NVIDIA dual display issue with RHEL 7.6

We are having a system Intel Xeon D and a NVIDIA GPGPU ( P5000 or RTX5000). There is a another on board GPU based on SM768. We want to have a display output from both GPGPU and GPU. BIOS has been modified accordingly by the BIOS vendor.
After NVIDIA driver installation , we are not able to see any display output from GPGPU. Only output from GPU module we are able to get. We are currently using RHEL 7.6 . When i run the nvidia-smi command its throwing ’ no display device found’, even though driver installation was successful. The nvidia bug report is attached. Please let me know if any additional drivers need to be installed or any other additional steps to be followed.
P.S: The nouveau driver has been added to blocklist.
nvidia-bug-reportlog.gz (115.8 KB)

What kind of a device is this? A Laptop?
The GPU is a Quadro P5000 mobile. What kind of mainboard supports Intel Xeon D, the SM768 which is a typical Docking Station Display chip AND a mobile GPU? Interesting.

For one thing you seem to have a rather broken setup. The timestamps are from December1999 and they repeat, making it difficult to put messages in context.
You have/had a very old NVIDIA driver installed (450.66) which was most likely not cleaned up correctly before you installed the 525.116.04 driver. This is also reflected by the Xorg log files throwing errors of no detected displays only for the older driver:

[    22.385] (II) NVIDIA dlloader X Driver  450.66  Wed Aug 12 19:44:12 UTC 2020
[    22.385] (II) NVIDIA Unified Driver for all Supported NVIDIA GPUs
[    22.385] (++) using VT number 1

[    22.388] (EE) No devices detected.
[    22.389] (EE) 
Fatal server error:
[    22.389] (EE) no screens found(EE) 
[    22.389] (EE)

Last but not least the GPU has “fallen off the bus”

Dec 31 19:05:13 localhost.localdomain kernel: NVRM: loading NVIDIA UNIX x86_64 Kernel Module  525.116.04  Thu Apr 27 17:56:37 UTC 2023
Dec 31 19:05:13 localhost.localdomain kernel: nvidia-modeset: Loading NVIDIA Kernel Mode Setting Driver for UNIX platforms  525.116.04  Thu Apr 27 17:57:02 UTC 2023
Dec 31 19:05:13 localhost.localdomain kernel: [drm] [nvidia-drm] [GPU ID 0x00000500] Loading driver
Dec 31 19:05:13 localhost.localdomain kernel: [drm] Initialized nvidia-drm 0.0.0 20160202 for 0000:05:00.0 on minor 0
Dec 31 19:05:27 localhost.localdomain kernel: NVRM: GPU at PCI:0000:05:00: GPU-1eaacfc4-af32-6b39-4050-21ae9f7ef7e0
Dec 31 19:05:27 localhost.localdomain kernel: NVRM: Xid (PCI:0000:05:00): 79, pid='<unknown>', name=<unknown>, GPU has fallen off the bus.
Dec 31 19:05:27 localhost.localdomain kernel: NVRM: GPU 0000:05:00.0: GPU has fallen off the bus.

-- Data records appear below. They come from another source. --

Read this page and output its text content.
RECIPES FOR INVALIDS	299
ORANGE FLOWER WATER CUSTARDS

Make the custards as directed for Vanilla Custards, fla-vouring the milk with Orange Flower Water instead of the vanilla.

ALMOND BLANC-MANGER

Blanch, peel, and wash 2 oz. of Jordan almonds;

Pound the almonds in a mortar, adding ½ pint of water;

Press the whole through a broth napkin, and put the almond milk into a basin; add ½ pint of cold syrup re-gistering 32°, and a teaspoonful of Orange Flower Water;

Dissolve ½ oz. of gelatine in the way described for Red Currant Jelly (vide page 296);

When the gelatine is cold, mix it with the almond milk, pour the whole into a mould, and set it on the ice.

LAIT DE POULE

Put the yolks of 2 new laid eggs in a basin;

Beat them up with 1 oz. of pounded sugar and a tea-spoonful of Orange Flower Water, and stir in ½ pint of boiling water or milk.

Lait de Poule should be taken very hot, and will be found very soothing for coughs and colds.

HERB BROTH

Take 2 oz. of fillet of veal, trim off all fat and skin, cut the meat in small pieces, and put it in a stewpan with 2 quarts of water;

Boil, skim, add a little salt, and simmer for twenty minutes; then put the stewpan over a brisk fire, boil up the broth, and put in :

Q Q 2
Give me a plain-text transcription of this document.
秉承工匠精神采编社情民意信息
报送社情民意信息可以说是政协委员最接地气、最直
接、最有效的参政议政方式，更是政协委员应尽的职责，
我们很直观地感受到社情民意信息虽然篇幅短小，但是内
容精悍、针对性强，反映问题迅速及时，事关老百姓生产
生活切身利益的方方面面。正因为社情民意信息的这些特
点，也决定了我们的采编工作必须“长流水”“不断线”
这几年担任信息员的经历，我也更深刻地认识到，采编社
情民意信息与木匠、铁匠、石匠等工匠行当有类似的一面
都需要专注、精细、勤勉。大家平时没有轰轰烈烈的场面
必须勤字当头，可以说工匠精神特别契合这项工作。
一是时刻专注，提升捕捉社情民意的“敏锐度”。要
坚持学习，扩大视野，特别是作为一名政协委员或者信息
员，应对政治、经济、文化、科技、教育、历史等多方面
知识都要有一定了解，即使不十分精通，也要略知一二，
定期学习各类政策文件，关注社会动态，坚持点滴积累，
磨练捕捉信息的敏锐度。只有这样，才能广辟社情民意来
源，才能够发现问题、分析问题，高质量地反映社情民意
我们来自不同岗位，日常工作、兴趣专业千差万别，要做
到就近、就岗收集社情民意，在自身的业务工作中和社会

Which can be caused by many different issues, for example insufficient power to the GPU, bad seating in the PCIe slot or in this case whatever the socket is in your system, defective PCIe bus or GPU, a BIOS version that does not correctly support this PCIe device, high GPU temperatures, …

My suggestion would be to first verify that all hardware is installed correctly and guaranteed to work properly together, that there is ample power supplied and that cooling is sufficient for the GPU and other components.
After that do a complete fresh re-install of both the OS and the latest supported NVIDIA driver closely following the instruction in the README, if you cannot install it through the distro.

Hi Markus.
This is a rugged server 3U VPX BASED where we have intel Xeon D 1559 as main processor and installed two GPUs
1)Nvidia P5000
2)SM768

SM768 as primary display and Nvidia P5000 for high end computing. Primary display is working fine until we install Nvidia drivers. After installation the screen is going blank. Neither SM768 display nor Nvidia P5000 display is coming out.

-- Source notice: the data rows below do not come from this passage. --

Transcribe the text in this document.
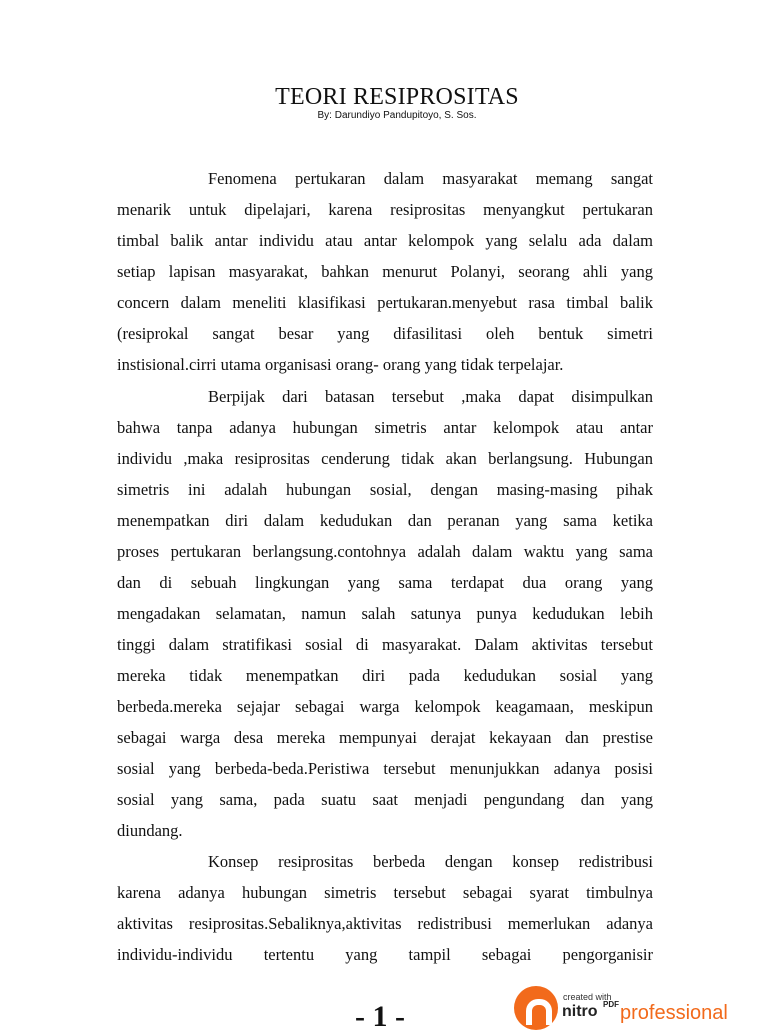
TEORI RESIPROSITAS
By: Darundiyo Pandupitoyo, S. Sos.
Fenomena pertukaran dalam masyarakat memang sangat
menarik untuk dipelajari, karena resiprositas menyangkut pertukaran
timbal balik antar individu atau antar kelompok yang selalu ada dalam
setiap lapisan masyarakat, bahkan menurut Polanyi, seorang ahli yang
concern dalam meneliti klasifikasi pertukaran.menyebut rasa timbal balik
(resiprokal sangat besar yang difasilitasi oleh bentuk simetri
instisional.cirri utama organisasi orang- orang yang tidak terpelajar.
Berpijak dari batasan tersebut ,maka dapat disimpulkan
bahwa tanpa adanya hubungan simetris antar kelompok atau antar
individu ,maka resiprositas cenderung tidak akan berlangsung. Hubungan
simetris ini adalah hubungan sosial, dengan masing-masing pihak
menempatkan diri dalam kedudukan dan peranan yang sama ketika
proses pertukaran berlangsung.contohnya adalah dalam waktu yang sama
dan di sebuah lingkungan yang sama terdapat dua orang yang
mengadakan selamatan, namun salah satunya punya kedudukan lebih
tinggi dalam stratifikasi sosial di masyarakat. Dalam aktivitas tersebut
mereka tidak menempatkan diri pada kedudukan sosial yang
berbeda.mereka sejajar sebagai warga kelompok keagamaan, meskipun
sebagai warga desa mereka mempunyai derajat kekayaan dan prestise
sosial yang berbeda-beda.Peristiwa tersebut menunjukkan adanya posisi
sosial yang sama, pada suatu saat menjadi pengundang dan yang
diundang.
Konsep resiprositas berbeda dengan konsep redistribusi
karena adanya hubungan simetris tersebut sebagai syarat timbulnya
aktivitas resiprositas.Sebaliknya,aktivitas redistribusi memerlukan adanya
individu-individu tertentu yang tampil sebagai pengorganisir
- 1 -
created with
nitro PDF professional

We have installed latest nvidia drivers 525.116.04. But the system behaviour is same as before. No display out from both the GPUs.

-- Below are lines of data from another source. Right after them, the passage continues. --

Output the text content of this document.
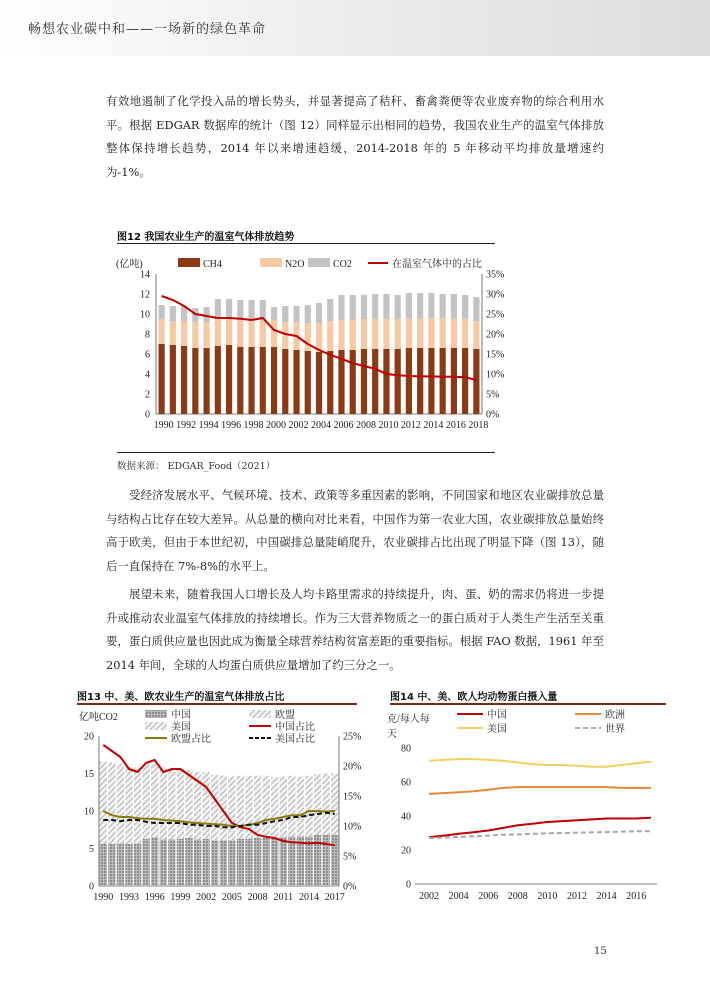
畅想农业碳中和——一场新的绿色革命

有效地遏制了化学投入品的增长势头，并显著提高了秸秆、畜禽粪便等农业废弃物的综合利用水平。根据 EDGAR 数据库的统计（图 12）同样显示出相同的趋势，我国农业生产的温室气体排放整体保持增长趋势，2014 年以来增速趋缓，2014-2018 年的 5 年移动平均排放量增速约为-1%。

图12 我国农业生产的温室气体排放趋势
CH4	N2O	CO2	在温室气体中的占比
(亿吨)
0
2
4
6
8
10
12
14
0%
5%
10%
15%
20%
25%
30%
35%
1990 1992 1994 1996 1998 2000 2002 2004 2006 2008 2010 2012 2014 2016 2018
数据来源： EDGAR_Food（2021）

受经济发展水平、气候环境、技术、政策等多重因素的影响，不同国家和地区农业碳排放总量与结构占比存在较大差异。从总量的横向对比来看，中国作为第一农业大国，农业碳排放总量始终高于欧美，但由于本世纪初，中国碳排总量陡峭爬升，农业碳排占比出现了明显下降（图 13），随后一直保持在 7%-8%的水平上。

展望未来，随着我国人口增长及人均卡路里需求的持续提升，肉、蛋、奶的需求仍将进一步提升或推动农业温室气体排放的持续增长。作为三大营养物质之一的蛋白质对于人类生产生活至关重要，蛋白质供应量也因此成为衡量全球营养结构贫富差距的重要指标。根据 FAO 数据，1961 年至 2014 年间，全球的人均蛋白质供应量增加了约三分之一。

图13 中、美、欧农业生产的温室气体排放占比
亿吨CO2	中国	欧盟
美国	中国占比
欧盟占比	美国占比
0
5
10
15
20
0%
5%
10%
15%
20%
25%
1990 1993 1996 1999 2002 2005 2008 2011 2014 2017
图14 中、美、欧人均动物蛋白摄入量
克/每人每
天
中国	欧洲
美国	世界
0
20
40
60
80
2002 2004 2006 2008 2010 2012 2014 2016
15
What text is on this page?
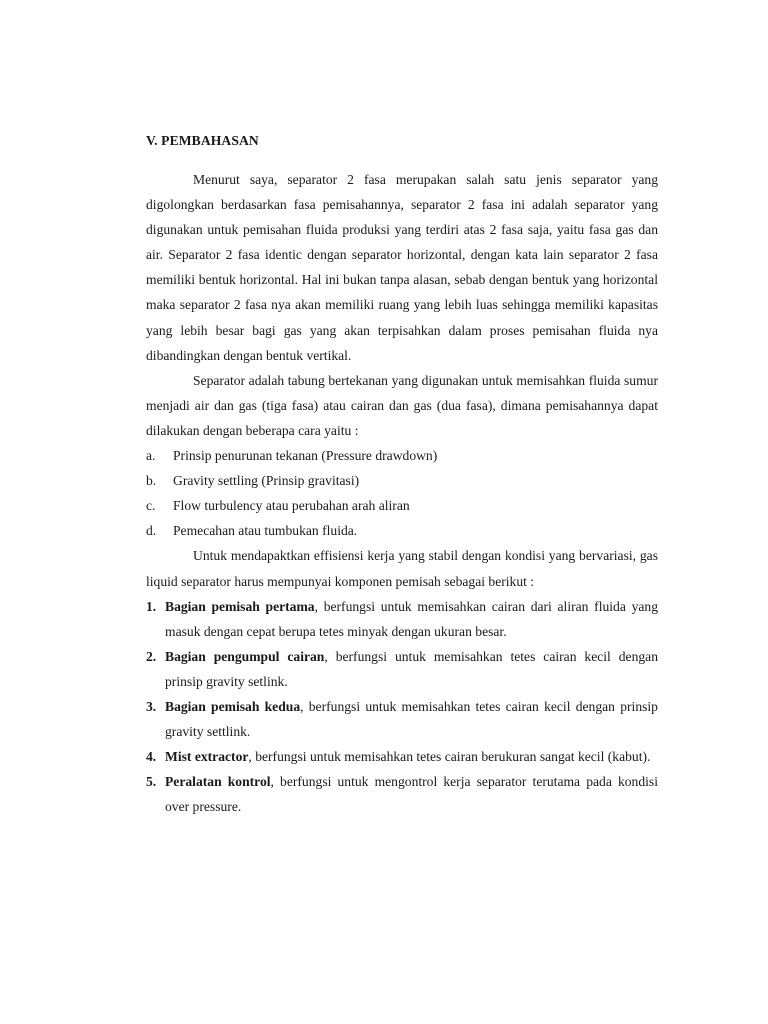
V. PEMBAHASAN

Menurut saya, separator 2 fasa merupakan salah satu jenis separator yang digolongkan berdasarkan fasa pemisahannya, separator 2 fasa ini adalah separator yang digunakan untuk pemisahan fluida produksi yang terdiri atas 2 fasa saja, yaitu fasa gas dan air. Separator 2 fasa identic dengan separator horizontal, dengan kata lain separator 2 fasa memiliki bentuk horizontal. Hal ini bukan tanpa alasan, sebab dengan bentuk yang horizontal maka separator 2 fasa nya akan memiliki ruang yang lebih luas sehingga memiliki kapasitas yang lebih besar bagi gas yang akan terpisahkan dalam proses pemisahan fluida nya dibandingkan dengan bentuk vertikal.

Separator adalah tabung bertekanan yang digunakan untuk memisahkan fluida sumur menjadi air dan gas (tiga fasa) atau cairan dan gas (dua fasa), dimana pemisahannya dapat dilakukan dengan beberapa cara yaitu :

a. Prinsip penurunan tekanan (Pressure drawdown)
b. Gravity settling (Prinsip gravitasi)
c. Flow turbulency atau perubahan arah aliran
d. Pemecahan atau tumbukan fluida.

Untuk mendapaktkan effisiensi kerja yang stabil dengan kondisi yang bervariasi, gas liquid separator harus mempunyai komponen pemisah sebagai berikut :

1. Bagian pemisah pertama, berfungsi untuk memisahkan cairan dari aliran fluida yang masuk dengan cepat berupa tetes minyak dengan ukuran besar.
2. Bagian pengumpul cairan, berfungsi untuk memisahkan tetes cairan kecil dengan prinsip gravity setlink.
3. Bagian pemisah kedua, berfungsi untuk memisahkan tetes cairan kecil dengan prinsip gravity settlink.
4. Mist extractor, berfungsi untuk memisahkan tetes cairan berukuran sangat kecil (kabut).
5. Peralatan kontrol, berfungsi untuk mengontrol kerja separator terutama pada kondisi over pressure.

We want displays from both the GPU or atleast from one GPU after installation of Nvidia drivers( like display and cuda)

Hi again,

I understand what you want to achieve. What I am saying is that your Hardware setup might be flawed.

For one thing you have the Mobile version of the Quadro P5000. I don’t know how you “installed” it, but usually this is an ISV or OEM product, in which case you should contact your service provider.
Otherwise, as stated above, you might have a defective GPU and should consider doing an RMA.

/sbin/lspci -d "10de:*" -v -xxx

05:00.0 VGA compatible controller: NVIDIA Corporation GP104GLM [Quadro P5000 Mobile] (rev a1) (prog-if 00 [VGA controller])

Beside that, I cannot add anything to what I said in my previous post.